On defense, the Packers did surprisingly well except for a couple regrettable breakdowns, each of which breakdowns lead to a long TD. Remove the two breakdowns, and the defense held the Vikings to 10 points. This is not a completely fair statement, as absent the breakdowns the Vikings were likely to score on at least on of the two drives; none the less the Packer's defense was able to stop the Vikings when it mattered most. Those of us who wear our hearts on our sleeves, well, I think this defense has just given us cause to set ourselves up for another heart-break.
The Vikings passing attack struggled all day long - this is difficult to understand, as Culpepper is having a career year and is playing some excellent football. In this game he went 16 of 23 for 285 yards and 3 TDs, and rushed three times for another 21 yards. Add in the Viking's 21 other rushes for 110 yards, and it looks like very decent offensive production. However, we're used to seeing fireworks from the Culpepper - Moss - Bennett show, and by comparison to what we have come to expect, today they seemed a bit subdued. The Packer's seemingly abandoned their ill-considered attempts to put their rookie DBs in zone coverage, and played this game to their strength, their speed. It seemed to work.
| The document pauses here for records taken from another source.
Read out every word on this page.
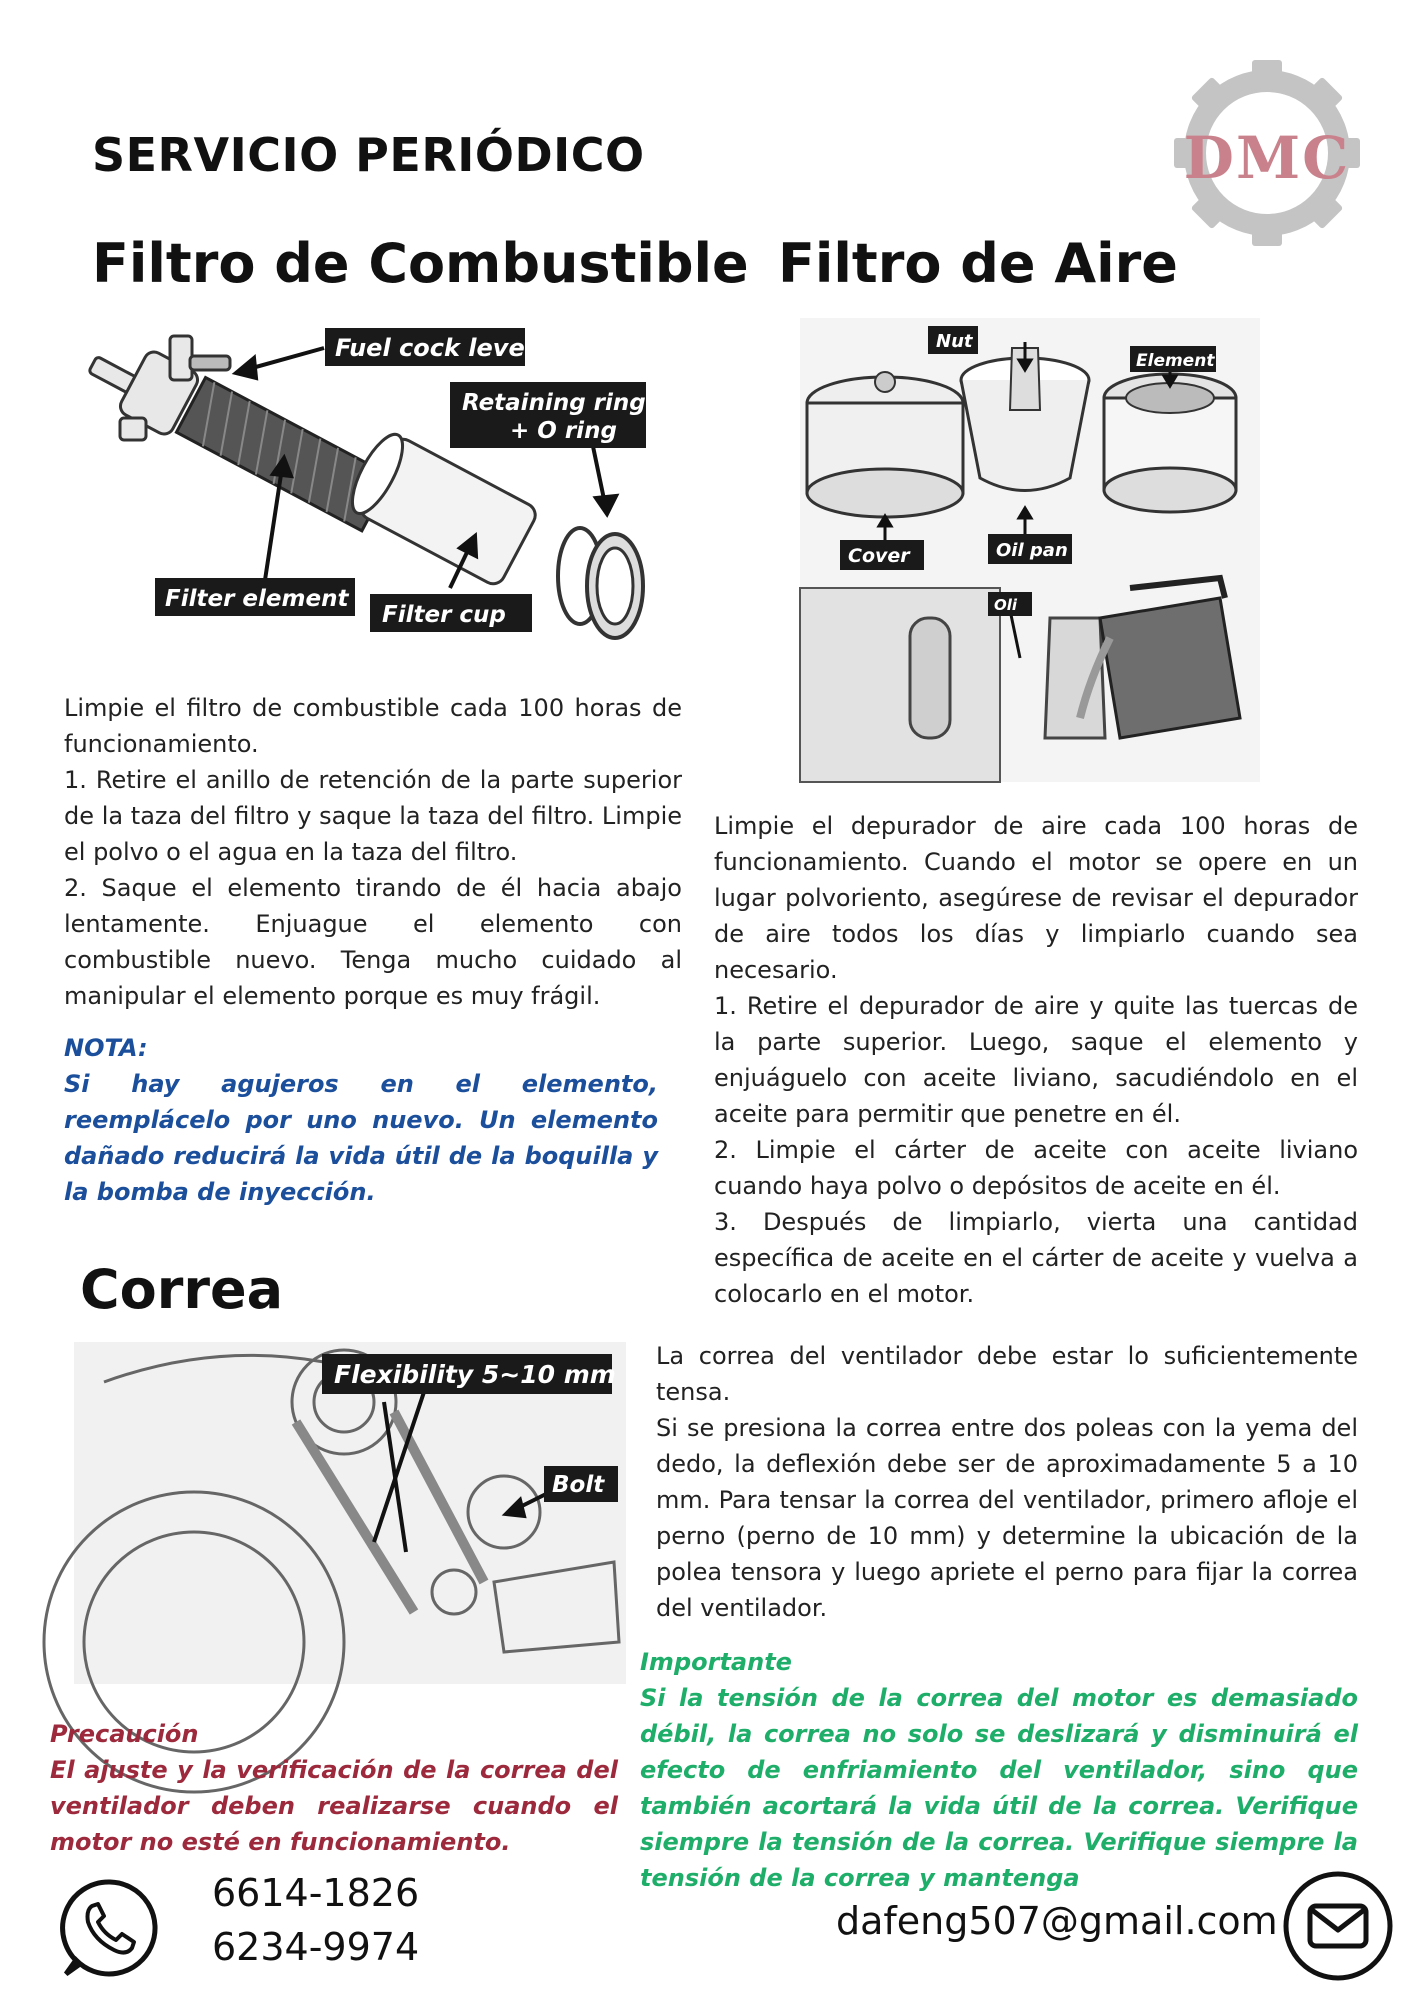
SERVICIO PERIÓDICO	DMC
Filtro de Combustible Filtro de Aire
Fuel cock lever
Retaining ring
+ O ring
Filter element
Filter cup
Nut
Element
Cover	Oil pan
Oli

Limpie el filtro de combustible cada 100 horas de funcionamiento.

1. Retire el anillo de retención de la parte superior de la taza del filtro y saque la taza del filtro. Limpie el polvo o el agua en la taza del filtro.

2. Saque el elemento tirando de él hacia abajo lentamente. Enjuague el elemento con combustible nuevo. Tenga mucho cuidado al manipular el elemento porque es muy frágil.

NOTA:

Si hay agujeros en el elemento, reemplácelo por uno nuevo. Un elemento dañado reducirá la vida útil de la boquilla y la bomba de inyección.

Limpie el depurador de aire cada 100 horas de funcionamiento. Cuando el motor se opere en un lugar polvoriento, asegúrese de revisar el depurador de aire todos los días y limpiarlo cuando sea necesario.

1. Retire el depurador de aire y quite las tuercas de la parte superior. Luego, saque el elemento y enjuáguelo con aceite liviano, sacudiéndolo en el aceite para permitir que penetre en él.

2. Limpie el cárter de aceite con aceite liviano cuando haya polvo o depósitos de aceite en él.

3. Después de limpiarlo, vierta una cantidad específica de aceite en el cárter de aceite y vuelva a colocarlo en el motor.

Correa
Flexibility 5~10 mm
Bolt

La correa del ventilador debe estar lo suficientemente tensa.

Si se presiona la correa entre dos poleas con la yema del dedo, la deflexión debe ser de aproximadamente 5 a 10 mm. Para tensar la correa del ventilador, primero afloje el perno (perno de 10 mm) y determine la ubicación de la polea tensora y luego apriete el perno para fijar la correa del ventilador.

Importante

Si la tensión de la correa del motor es demasiado débil, la correa no solo se deslizará y disminuirá el efecto de enfriamiento del ventilador, sino que también acortará la vida útil de la correa. Verifique siempre la tensión de la correa. Verifique siempre la tensión de la correa y mantenga

Precaución

El ajuste y la verificación de la correa del ventilador deben realizarse cuando el motor no esté en funcionamiento.

6614-1826
6234-9974
dafeng507@gmail.com
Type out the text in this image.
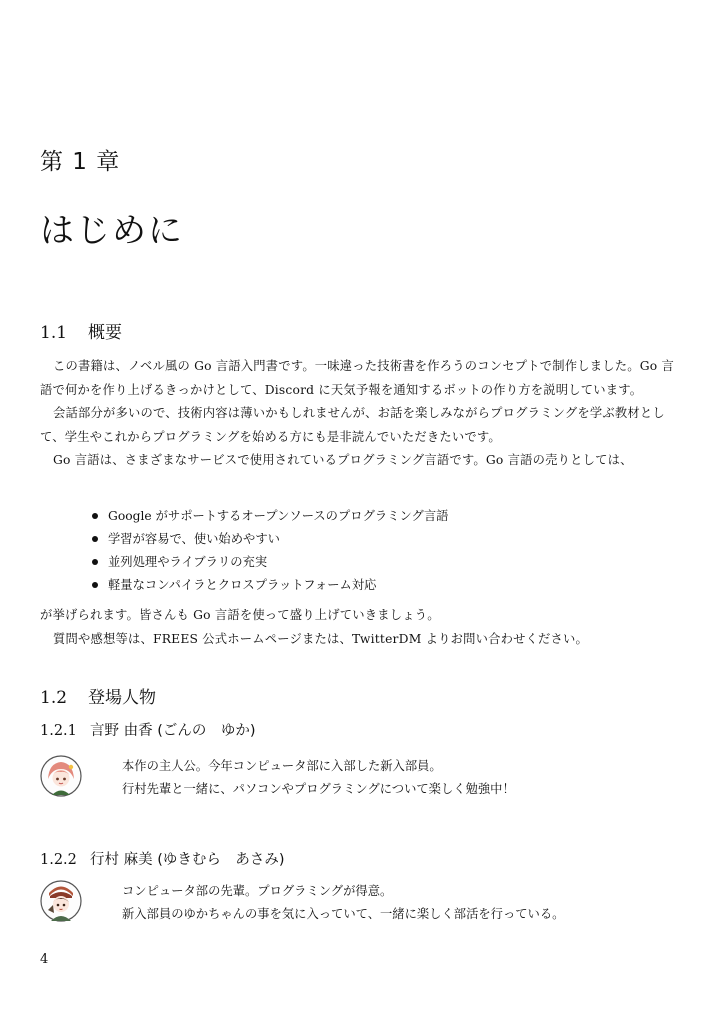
第 1 章
はじめに
1.1 概要

この書籍は、ノベル風の Go 言語入門書です。一味違った技術書を作ろうのコンセプトで制作しました。Go 言語で何かを作り上げるきっかけとして、Discord に天気予報を通知するボットの作り方を説明しています。

会話部分が多いので、技術内容は薄いかもしれませんが、お話を楽しみながらプログラミングを学ぶ教材として、学生やこれからプログラミングを始める方にも是非読んでいただきたいです。

Go 言語は、さまざまなサービスで使用されているプログラミング言語です。Go 言語の売りとしては、

Google がサポートするオープンソースのプログラミング言語
学習が容易で、使い始めやすい
並列処理やライブラリの充実
軽量なコンパイラとクロスプラットフォーム対応

が挙げられます。皆さんも Go 言語を使って盛り上げていきましょう。

質問や感想等は、FREES 公式ホームページまたは、TwitterDM よりお問い合わせください。

1.2 登場人物
1.2.1 言野 由香 (ごんの　ゆか)
本作の主人公。今年コンピュータ部に入部した新入部員。
行村先輩と一緒に、パソコンやプログラミングについて楽しく勉強中！
1.2.2 行村 麻美 (ゆきむら　あさみ)
コンピュータ部の先輩。プログラミングが得意。
新入部員のゆかちゃんの事を気に入っていて、一緒に楽しく部活を行っている。
4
In the first half, the Packer's linebackers were sucked into the center on several plays, leaving two thirds of the field uncovered. It was a truly frightening display of poor field awareness, and it cost the Packers a couple of touchdowns. However, it seemed someone talked to them at half time, and in the second half it looked like they were a bit better at staying home and minding their assignments. The result: no big plays in the second half.
From the Packer's point of view, the regular season is now effectively over. The Packer's have clinched their division, a playoff spot, and a home game. Atlanta and Philadelphia have clinched the two bye weeks, so those are unavailable to the Packers. The most likely result is that the Packers will host the Panthers for the first playoff game. After that game, if they win, the Packer's next opponent will be chosen for them by the result of the likely Minnesota at Seattle game, a game which seems very difficult to forecast at this point. At this instant, due to the season-ending injury to Terrell Owens, it seems to me that the NFC is wide open to any team that chooses to get hot in the next two weeks. One would not call the Packers favorites to go to the superbowl, but neither would one say that this previously 1-5 team was out of the hunt or not a true contender. If the youngsters on this Packer's defense choose to recognize their opportunity and step up their games, this is a team that could go far into the playoffs.
To anyone calling for Mike Sherman's head: it appears at this point that the '04 Packers will go 10-6, win their division, and sweep the Vikings. I cannot see such a season as anything other than a success, perhaps a tiny bit qualified but a success never the less.
Next week the Packers travel to Chicago to take on the very wounded Bears, a game which should not be too difficult for the Packers, certainly not nearly as difficult as this week. There's a certain sense of payback here, too.